Ma quanta animazione si registra attorno al tema delle batterie, l’anima dell’auto elettrica. Le case automobilistiche stanno spingendo per ridurre la loro dipendenza dall’Asia per le batterie, mentre lanciano modelli completamente elettrici per soddisfare obiettivi di emissioni più severi nell’Unione Europea. Oltre a ridurre i tempi di ricarica e a migliorare la densità energetica si punterà a ridurre la quantità di materia prima necessaria nelle batterie per ottenere la stessa autonomia. Una sfida tecnologica molto complessa, ma attorno a cui si deciderà la vera leadership sul mercato delle quattro ruote.

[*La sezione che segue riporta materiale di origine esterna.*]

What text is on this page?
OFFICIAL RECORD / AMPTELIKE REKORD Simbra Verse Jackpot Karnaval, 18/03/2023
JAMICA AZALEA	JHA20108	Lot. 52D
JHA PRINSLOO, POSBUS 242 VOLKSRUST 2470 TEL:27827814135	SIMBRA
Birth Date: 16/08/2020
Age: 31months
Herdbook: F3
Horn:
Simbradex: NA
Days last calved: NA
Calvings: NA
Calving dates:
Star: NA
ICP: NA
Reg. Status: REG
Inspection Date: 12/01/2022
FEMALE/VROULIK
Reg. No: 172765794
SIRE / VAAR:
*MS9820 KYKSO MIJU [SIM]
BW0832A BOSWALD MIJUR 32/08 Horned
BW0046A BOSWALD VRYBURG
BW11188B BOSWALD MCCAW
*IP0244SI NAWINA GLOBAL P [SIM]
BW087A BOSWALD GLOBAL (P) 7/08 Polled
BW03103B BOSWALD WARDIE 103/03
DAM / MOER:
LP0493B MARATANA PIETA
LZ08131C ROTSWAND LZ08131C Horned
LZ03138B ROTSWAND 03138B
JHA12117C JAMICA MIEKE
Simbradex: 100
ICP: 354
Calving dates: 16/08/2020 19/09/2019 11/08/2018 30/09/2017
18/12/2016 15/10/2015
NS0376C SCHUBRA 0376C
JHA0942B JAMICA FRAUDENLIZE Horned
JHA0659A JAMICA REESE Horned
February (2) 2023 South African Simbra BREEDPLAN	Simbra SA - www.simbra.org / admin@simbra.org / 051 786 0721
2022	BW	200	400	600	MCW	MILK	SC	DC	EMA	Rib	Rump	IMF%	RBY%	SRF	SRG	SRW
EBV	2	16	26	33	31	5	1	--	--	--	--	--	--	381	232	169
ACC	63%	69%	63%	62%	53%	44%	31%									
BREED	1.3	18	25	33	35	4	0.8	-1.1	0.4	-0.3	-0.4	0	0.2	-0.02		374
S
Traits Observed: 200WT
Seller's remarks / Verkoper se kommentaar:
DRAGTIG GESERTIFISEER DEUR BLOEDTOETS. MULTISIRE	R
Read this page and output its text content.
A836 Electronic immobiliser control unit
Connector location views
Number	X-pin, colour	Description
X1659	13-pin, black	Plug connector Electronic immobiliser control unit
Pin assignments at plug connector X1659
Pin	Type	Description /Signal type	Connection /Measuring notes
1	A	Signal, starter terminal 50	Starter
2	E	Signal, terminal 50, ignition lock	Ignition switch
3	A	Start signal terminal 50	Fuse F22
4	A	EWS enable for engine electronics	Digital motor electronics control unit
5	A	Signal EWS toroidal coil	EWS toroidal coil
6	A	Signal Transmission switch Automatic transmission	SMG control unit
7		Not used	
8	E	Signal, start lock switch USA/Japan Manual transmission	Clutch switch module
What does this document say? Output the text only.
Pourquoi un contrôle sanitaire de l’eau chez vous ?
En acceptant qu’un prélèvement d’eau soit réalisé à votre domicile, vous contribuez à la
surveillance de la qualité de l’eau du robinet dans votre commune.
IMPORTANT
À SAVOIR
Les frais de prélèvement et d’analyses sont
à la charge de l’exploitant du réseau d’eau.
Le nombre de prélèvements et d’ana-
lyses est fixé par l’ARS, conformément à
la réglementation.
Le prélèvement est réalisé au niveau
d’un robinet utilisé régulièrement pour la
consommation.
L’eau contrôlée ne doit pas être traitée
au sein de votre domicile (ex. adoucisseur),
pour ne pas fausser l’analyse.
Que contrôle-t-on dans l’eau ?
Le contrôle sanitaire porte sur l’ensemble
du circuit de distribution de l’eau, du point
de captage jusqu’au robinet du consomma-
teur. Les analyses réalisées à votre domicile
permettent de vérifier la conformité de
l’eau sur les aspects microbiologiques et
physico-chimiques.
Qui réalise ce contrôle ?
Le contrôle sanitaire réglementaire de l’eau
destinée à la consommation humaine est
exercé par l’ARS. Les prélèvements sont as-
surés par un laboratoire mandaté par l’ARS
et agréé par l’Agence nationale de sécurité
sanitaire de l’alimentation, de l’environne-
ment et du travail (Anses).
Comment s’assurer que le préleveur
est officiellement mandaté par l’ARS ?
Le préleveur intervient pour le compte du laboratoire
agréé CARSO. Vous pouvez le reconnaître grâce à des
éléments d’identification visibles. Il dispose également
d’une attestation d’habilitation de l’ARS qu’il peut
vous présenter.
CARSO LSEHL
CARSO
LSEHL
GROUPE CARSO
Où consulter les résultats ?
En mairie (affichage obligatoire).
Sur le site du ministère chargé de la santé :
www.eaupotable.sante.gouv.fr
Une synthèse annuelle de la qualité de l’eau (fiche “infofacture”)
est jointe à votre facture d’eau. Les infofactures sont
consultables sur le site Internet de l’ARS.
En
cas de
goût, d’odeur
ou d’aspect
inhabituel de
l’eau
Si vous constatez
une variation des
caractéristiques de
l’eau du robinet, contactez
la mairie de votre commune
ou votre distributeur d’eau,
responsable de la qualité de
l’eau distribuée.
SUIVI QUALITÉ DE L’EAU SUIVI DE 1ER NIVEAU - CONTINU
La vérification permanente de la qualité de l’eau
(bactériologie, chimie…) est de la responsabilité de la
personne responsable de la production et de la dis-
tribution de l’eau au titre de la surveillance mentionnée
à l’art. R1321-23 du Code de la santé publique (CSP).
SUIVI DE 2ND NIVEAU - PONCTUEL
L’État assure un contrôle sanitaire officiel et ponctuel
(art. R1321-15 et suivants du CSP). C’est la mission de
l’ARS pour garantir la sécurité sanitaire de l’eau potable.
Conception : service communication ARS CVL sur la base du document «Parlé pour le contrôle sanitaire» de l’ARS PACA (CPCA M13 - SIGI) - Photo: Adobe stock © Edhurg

In pole position si è già piazzata una società svedese, la Northvolt, fondata da due ex collaboratori di Tesla: il presidente Peter Carlson e Paolo Cerruti, ingegnere torinese, ex Renault, che guidano una pattuglia di ingegneri, chimici e manager di una settantina di Paesi. Una start up che oggi già vale circa 12 miliardi di euro di capitalizzazione, dopo l’ultima iniezione di fondi cui hanno partecipato, tra gli altri, Goldman Sachs e Volkswagen, forte del 20 per cento del capitale, che ha già sottoscritto commesse per 14 miliardi di euro per la realizzazione di 6 gigafactory, capaci di sostenere le forniture per le vetture elettriche del gruppo. Ma il colosso di Wolfsburg non è solo.
La settimana scorsa la casa svedese ha siglato un accordo con Volvo per la costruzione di un impianto in grado equipaggiare mezzo milione di vetture a partire dal 2026. Prima ancora la stessa Volvo, la prima casa ad aver annunciato di voler produrre solo auto elettriche dal 2030, si approvvigionerà presso l’impianto Northvolt che presto entrerà in attività ad un passo dal Circolo Polare Artico a Skelletea, la città (32 mila abitanti) più a nord del Paese, il primo nel Vecchio Continente costruito da una società a maggioranza europea.
“La sfida più difficile – confessa Carlson – è convincere la gente a venire a lavorare lassù”. Una scelta estrema ma che, ha spiegato Cerruti, nasce da un obiettivo strategico: la giga fabbrica funzionerà con la sola energia idroelettrica, senza impatti ambientali e potrà sfruttare la vicinanza a centri di lavorazione dei metalli oltre a materie prime e alla vicinanza di infrastrutture. Non solo. Di fianco alla fabbrica di Skelletea sorgerà un impianto dedicato esclusivamente al riciclo dei materiali con l’obiettivo di riutilizzare il 50 per cento delle materie prime.
Anche gli altri gruppi si stanno muovendo per attrezzarsi per la sfida elettrica. In settimana il presidente francese Emanuel Macron dovrebbe annunciare una partnership tra Renault e la cinese Envision riguardante le batterie: i due soggetti lavoreranno insieme per realizzare un grande impianto produttivo da 43 Gigawatt a Douai, la cittadina al confine con il Belgio dove Renault intende far nascere il polo dell’auto elettrica.
La scorsa settimana è stato annunciato un accordo tra Porsche e Customcells, una società tedesca specializzata in celle agli ioni di litio che mira a realizzare accumulatori con una maggiore densità di energia rispetto ai prototipi utilizzati nelle attuali auto elettriche. Il progetto conferma che il tema dell’elettrico è ormai centrale anche per il comparto del lusso, dopo gli annunci di Lamborghini, Aston Martin e della Ferrari decisa a recuperare, dopo l’iniziale perplessità, il terreno perduto.
La Rossa di Maranello ha promesso la sua prima vettura totalmente elettrica per il 2025, ma già oggi si trova ad affrontare i problemi della transizione dal motore che ruggisce ad un mezzo più silenzioso, una transizione in cui si rivelerà preziosa la competenza del nuovo ad Benedetto Vigna, un veterano nei chip applicati al mondo dell’auto, per 26 anni nelle fila di Stm.
Ci vorrà ancora tempo invece per capire se Stellantis sceglierà o meno l’Italia per realizzare il terzo impianto per le batterie, dopo quelli già decisi per Francia e Germania. Il governo preme, nella giusta convinzione che si tratti di un passo necessario per sostenere il futuro della filiera dell’auto. Intanto si profila un altro competitor: per un torinese come Cerruti che produrrà batterie nell’estremo Nord Artico c’è uno svedese, Peter Carlstrom, che si propone di produrre batterie al litio a Scarmagno, nell’ex sito Olivetti. Il piano, in attesa di finanziamenti pubblici e privati, va avanti. Chissà.